On September 20, Benjamin died at age seventy. At the funeral in Scarborough, New York, Cronkite was a weeping mess. “Benjamin had been Walter’s backstop,” Andy Rooney recalled. “Living in a world without Bud wasn’t easy for Walter.”

Just a couple of weeks after Benjamin’s death, Cronkite watched Dukakis implode in a televised debate with Bush. CNN anchorman Bernard Shaw had asked Dukakis, a death penalty opponent, how he would respond if his wife were raped and murdered. Dukakis mistakenly tried answering logically instead of emotionally. It proved to be a watershed moment in the campaign, and it buried Dukakis’s White House odds.

Shaw
:
Governor, if Kitty Dukakis were raped and murdered, would you favor an irrevocable death penalty for the killer?

Dukakis
:
No, I don’t, Bernard. And I think you know that I’ve opposed the death penalty all of my life. I don’t see any evidence that it’s a deterrent, and I think there are better and more effective ways to deal with violent crime. We’ve done so in my own state . . . one of the reasons why we have had the biggest drop in crime of any industrial state . . . the lowest murder rate of any industrial state.

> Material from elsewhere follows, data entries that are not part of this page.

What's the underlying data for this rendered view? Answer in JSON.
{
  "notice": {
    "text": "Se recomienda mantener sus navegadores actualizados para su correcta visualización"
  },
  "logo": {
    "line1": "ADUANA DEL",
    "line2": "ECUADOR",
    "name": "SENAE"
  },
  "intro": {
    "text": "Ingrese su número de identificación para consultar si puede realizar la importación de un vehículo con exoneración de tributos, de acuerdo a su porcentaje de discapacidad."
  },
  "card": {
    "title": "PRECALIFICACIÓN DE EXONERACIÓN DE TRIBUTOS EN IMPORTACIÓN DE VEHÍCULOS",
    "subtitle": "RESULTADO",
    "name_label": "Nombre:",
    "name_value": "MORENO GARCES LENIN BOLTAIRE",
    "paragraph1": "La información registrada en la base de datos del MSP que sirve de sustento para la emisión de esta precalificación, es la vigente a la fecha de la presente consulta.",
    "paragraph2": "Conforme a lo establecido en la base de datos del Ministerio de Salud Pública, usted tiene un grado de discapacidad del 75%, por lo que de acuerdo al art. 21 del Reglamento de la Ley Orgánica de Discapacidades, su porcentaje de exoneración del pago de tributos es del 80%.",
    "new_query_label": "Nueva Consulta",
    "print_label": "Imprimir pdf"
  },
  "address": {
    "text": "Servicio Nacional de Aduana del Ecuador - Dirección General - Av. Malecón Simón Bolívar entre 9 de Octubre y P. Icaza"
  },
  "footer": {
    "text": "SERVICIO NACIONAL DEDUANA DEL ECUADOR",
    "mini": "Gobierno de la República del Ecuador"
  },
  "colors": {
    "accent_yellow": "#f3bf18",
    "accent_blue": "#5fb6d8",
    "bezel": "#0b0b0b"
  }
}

According to Rooney, Cronkite tossed a bowl of popcorn in the air when Dukakis blundered. “Game over,” he said, and demanded the TV be turned off. That November 8, Bush routed Dukakis, 426 electoral votes to 111; the vice president carried forty states. Bush had lambasted Dukakis with negatives, painting him as a big-spending liberal, wobbly on crime, short on patriotism, detached from family values. To Cronkite’s chagrin, Dukakis never fought back. At least when McGovern went up in flames back in 1972 he had courage, defending New Frontier–style liberalism and denouncing the Vietnam War with moral indignation. The Dukakis ship had sunk without a fight. An incensed Cronkite was concerned that the Bush crowd had turned
liberal
into an epithet.

Playing the Grand Old Man, Cronkite publicly came out as a card-carrying liberal with an ACLU pedigree at a People for the American Way’s Spirit of Liberty dinner honoring Congresswoman Barbara Jordan of Texas on November 17, 1988. Dressed in a tuxedo with a handkerchief protruding from his pocket, he looked handsome and dapper on the dais at the Roseland Ballroom in New York City. Heading to the event that evening, in a taxi going down Park Avenue, he was in a discernibly feisty mood. His oratory that night, influenced by Sidney Lumet’s touchstone movie
Network
, soared in a no-holds-barred “Defense of Liberalism.” It was Cronkite’s equivalent of Murrow’s RTNDA speech of 1958 in Chicago. Roseland’s multipurpose hall, with its purple and cerise tentlike décor, was Cronkite’s favorite music venue. He had seen Harry James, Louis Armstrong, and Count Basie (who wrote “Roseland Shuffle”) perform there. But on this night, a celebration of the pioneering Texas congresswoman Barbara Jordan from the Eighteenth District, it was Walter Cronkite’s stage.

At the podium, Cronkite, spinning his thoughts in the low, rapid voice of a broadcaster just liberated from the rules of objective journalism, scolded Democrats to never again abandon the liberal tradition that Barbara Jordan represented. His spontaneous remonstrance was electrifying. Some people thought he was Maker’s Mark drunk or brain-fevered. Perhaps he was a little of both. The soaring speech became treasured as Cronkite’s political coming-out party:

The temptation is rather great at this point to digress into the defense of liberalism, but I shall fight off that temptation. No, I won’t. I know that liberalism isn’t dead in this country. It isn’t even comatose. It simply is suffering a severe case of acute laryngitis. It simply has temporarily—we hope—lost its voice. But that Democratic loss in the election. . . . It seems to me it was not just the candidate who belatedly found a voice that could reach the people. It was not just a campaign strategy built on a defensive philosophy. It was not just an opposition that conducted one of the most sophisticated and cynical campaigns ever. It was not just a failure to reach out to every section of our nation and every sector of our society. It was the fault of too many who found their voices still by not-so-subtle ideological intimidation.